The big threat we were concerned with at my last job was phishing -- specifically, people putting up look-alike pages (or better, just proxying our site) to capture user credentials. It's a surprisingly hard problem. People only notice that the site *looks* the same as the one they want to sign in to, but don't do things like check the location bar.
Meuon, can you use your client certificates for authentication too? Keeping digest auth, that would get you pretty good two-factor auth.
#Comment Re: made: 2008-12-17 21:21:41.8166+00 by:
meuon
[edit history]
Yep. we haven't made it work yet, but we'll be generating client certs. That's why we became a TinyCA. The DH key exchange is cute, but somehow I just don't trust Javascript in the browser for such things.

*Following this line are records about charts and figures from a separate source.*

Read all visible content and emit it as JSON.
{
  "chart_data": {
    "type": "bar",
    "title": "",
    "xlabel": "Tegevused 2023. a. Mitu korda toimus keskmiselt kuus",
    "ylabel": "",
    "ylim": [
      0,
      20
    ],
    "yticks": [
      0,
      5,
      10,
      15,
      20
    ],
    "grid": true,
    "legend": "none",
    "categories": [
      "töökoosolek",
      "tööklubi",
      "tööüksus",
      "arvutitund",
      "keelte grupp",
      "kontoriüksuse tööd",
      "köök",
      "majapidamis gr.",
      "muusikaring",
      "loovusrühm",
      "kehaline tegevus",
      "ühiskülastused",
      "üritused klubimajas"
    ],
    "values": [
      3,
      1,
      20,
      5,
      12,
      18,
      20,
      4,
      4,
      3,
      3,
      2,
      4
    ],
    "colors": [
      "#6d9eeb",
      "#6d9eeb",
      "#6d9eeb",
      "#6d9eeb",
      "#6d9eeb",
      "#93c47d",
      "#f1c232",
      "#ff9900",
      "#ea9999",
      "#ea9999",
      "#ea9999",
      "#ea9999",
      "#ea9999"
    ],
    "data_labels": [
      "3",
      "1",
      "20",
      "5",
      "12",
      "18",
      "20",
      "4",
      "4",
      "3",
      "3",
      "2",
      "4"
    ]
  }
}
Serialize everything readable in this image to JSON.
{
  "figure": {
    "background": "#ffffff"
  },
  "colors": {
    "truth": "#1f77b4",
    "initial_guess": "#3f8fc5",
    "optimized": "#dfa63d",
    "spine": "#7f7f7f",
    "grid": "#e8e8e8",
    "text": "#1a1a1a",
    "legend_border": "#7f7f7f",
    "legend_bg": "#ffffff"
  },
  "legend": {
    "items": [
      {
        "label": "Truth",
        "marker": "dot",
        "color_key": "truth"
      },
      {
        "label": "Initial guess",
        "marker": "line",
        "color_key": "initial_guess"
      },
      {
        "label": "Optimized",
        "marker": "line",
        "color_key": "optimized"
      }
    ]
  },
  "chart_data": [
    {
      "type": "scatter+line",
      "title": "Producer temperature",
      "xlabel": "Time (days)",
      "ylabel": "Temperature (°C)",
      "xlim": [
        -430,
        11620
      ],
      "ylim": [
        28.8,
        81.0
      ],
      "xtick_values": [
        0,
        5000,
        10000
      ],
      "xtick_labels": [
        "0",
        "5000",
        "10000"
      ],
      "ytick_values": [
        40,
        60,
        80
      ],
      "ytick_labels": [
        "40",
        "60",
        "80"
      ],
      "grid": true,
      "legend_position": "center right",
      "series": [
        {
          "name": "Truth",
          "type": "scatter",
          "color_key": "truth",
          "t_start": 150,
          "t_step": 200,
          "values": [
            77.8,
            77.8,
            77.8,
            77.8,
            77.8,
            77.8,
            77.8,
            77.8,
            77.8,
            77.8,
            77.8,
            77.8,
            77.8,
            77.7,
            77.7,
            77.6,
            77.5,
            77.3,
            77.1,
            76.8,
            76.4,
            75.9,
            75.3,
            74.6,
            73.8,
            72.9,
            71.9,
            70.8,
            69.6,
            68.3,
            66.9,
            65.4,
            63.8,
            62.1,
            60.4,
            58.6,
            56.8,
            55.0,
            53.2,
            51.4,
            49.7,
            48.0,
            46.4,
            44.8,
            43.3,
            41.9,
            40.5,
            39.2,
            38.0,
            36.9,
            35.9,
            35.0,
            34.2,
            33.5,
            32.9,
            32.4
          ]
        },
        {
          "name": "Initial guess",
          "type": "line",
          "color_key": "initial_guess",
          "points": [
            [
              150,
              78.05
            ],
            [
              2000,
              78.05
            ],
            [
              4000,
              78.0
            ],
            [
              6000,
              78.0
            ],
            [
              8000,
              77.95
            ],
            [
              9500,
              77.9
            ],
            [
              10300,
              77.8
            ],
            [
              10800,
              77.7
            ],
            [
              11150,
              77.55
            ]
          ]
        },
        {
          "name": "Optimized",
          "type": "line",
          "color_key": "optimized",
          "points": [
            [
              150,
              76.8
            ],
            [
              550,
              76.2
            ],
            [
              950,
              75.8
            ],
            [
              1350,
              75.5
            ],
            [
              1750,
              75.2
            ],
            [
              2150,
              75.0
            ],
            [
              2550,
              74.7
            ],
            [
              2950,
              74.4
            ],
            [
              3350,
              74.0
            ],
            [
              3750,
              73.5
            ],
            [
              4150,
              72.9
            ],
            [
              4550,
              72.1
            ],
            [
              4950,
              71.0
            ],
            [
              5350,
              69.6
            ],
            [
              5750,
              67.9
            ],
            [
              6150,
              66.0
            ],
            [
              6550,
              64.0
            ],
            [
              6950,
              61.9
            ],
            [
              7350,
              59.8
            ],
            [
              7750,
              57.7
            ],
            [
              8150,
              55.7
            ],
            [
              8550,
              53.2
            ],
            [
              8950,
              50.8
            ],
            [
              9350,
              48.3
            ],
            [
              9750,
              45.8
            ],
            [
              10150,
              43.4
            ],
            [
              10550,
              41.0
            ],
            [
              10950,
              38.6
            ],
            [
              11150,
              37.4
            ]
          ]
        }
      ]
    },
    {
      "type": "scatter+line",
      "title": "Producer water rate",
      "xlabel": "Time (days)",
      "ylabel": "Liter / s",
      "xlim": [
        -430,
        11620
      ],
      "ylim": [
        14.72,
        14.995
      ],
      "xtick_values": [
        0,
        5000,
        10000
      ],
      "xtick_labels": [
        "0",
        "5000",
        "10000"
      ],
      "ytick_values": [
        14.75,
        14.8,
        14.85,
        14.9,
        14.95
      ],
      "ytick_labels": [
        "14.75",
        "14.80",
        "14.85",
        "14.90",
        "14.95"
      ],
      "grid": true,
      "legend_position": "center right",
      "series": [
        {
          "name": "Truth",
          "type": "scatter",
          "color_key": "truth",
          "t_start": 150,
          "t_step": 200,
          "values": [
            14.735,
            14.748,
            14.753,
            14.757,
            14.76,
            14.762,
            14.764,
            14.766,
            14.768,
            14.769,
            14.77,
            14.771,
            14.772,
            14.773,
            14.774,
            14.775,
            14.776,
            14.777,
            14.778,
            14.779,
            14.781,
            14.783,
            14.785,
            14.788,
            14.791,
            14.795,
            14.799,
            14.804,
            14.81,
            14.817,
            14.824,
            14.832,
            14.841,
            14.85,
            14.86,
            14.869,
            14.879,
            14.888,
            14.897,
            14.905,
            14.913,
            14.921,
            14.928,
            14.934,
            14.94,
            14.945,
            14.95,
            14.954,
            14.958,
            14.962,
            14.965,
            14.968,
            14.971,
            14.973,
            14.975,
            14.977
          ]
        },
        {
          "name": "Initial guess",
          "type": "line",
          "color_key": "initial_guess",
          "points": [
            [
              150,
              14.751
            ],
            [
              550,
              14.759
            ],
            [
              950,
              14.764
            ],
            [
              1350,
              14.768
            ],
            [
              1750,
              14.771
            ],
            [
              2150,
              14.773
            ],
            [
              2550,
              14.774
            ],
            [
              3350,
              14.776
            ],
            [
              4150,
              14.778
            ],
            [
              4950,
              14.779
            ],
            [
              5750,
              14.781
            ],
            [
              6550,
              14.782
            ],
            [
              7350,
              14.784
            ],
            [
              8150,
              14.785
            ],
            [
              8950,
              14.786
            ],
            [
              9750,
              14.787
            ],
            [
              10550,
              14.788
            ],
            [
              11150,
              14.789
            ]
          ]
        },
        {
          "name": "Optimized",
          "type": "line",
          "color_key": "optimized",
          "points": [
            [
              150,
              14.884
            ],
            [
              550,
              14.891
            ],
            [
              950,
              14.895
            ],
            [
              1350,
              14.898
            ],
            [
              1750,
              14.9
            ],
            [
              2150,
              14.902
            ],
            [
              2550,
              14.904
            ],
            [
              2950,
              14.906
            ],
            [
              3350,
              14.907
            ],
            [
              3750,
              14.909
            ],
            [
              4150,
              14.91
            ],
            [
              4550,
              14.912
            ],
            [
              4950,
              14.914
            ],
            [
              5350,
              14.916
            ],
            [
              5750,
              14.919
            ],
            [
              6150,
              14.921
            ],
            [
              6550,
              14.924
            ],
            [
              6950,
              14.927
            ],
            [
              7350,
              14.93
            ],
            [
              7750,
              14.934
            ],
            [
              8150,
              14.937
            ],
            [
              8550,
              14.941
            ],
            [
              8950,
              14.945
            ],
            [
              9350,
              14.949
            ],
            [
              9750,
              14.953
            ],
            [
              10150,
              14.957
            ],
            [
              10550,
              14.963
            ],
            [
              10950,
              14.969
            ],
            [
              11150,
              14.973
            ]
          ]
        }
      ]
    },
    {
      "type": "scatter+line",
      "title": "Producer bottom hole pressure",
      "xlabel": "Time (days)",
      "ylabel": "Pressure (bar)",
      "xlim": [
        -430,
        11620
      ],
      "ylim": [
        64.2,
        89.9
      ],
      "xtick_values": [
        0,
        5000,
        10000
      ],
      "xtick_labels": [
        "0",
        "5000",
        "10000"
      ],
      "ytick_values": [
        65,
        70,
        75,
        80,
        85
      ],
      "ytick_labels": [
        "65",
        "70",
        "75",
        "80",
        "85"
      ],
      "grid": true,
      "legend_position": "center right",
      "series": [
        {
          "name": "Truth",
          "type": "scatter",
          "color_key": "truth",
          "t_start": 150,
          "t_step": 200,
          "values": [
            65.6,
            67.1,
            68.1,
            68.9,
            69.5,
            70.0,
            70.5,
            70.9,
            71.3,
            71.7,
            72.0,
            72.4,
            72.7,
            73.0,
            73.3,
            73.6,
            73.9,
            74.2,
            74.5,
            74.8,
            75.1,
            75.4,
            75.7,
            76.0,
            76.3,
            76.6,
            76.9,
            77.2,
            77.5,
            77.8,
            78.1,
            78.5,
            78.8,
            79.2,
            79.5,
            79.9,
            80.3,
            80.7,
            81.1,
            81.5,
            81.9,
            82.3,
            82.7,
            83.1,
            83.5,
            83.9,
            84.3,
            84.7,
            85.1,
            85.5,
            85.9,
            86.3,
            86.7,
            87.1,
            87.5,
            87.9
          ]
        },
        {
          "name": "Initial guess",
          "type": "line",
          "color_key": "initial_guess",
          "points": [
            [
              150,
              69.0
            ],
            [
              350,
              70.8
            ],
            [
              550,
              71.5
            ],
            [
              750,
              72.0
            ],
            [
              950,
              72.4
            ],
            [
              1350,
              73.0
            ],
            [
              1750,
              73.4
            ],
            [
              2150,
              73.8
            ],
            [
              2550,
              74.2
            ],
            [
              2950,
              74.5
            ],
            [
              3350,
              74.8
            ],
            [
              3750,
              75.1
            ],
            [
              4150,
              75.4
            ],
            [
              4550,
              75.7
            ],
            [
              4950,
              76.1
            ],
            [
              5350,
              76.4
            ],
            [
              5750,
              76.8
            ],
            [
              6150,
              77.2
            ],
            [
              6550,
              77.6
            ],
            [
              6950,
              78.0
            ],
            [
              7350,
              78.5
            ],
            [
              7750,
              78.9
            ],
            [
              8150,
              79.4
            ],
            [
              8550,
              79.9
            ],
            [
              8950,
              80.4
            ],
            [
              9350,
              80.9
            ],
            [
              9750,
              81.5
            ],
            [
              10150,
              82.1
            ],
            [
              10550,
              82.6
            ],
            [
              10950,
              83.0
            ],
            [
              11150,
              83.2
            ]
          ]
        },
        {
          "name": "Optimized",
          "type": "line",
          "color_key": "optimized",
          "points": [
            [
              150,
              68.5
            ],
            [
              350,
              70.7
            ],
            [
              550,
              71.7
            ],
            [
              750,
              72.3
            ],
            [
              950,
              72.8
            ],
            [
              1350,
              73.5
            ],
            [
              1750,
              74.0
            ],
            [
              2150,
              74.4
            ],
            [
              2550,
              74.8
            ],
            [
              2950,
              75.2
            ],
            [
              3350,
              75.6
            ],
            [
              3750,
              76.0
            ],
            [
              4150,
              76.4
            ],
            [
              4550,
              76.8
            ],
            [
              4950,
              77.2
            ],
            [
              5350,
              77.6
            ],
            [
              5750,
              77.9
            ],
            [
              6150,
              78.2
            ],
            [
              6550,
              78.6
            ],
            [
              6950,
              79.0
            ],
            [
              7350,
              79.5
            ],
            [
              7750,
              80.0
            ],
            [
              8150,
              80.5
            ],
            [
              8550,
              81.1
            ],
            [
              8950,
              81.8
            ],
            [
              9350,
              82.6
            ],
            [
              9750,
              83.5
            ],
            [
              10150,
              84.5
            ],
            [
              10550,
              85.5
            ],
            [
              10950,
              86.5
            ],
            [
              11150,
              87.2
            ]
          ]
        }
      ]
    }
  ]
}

I'm back to Simple Auth for a while, while I sniff out the differences in various MSIE/FireFox issues with Digest Auth on MSIE and Safari. Got 2+ months to deliver this thing.. I'll get it the way I feel comfortable, soon. In reality, I only need to make it work for FireFox, but I'd like to be able to recycle this code into other places that use MSIE and other browsers.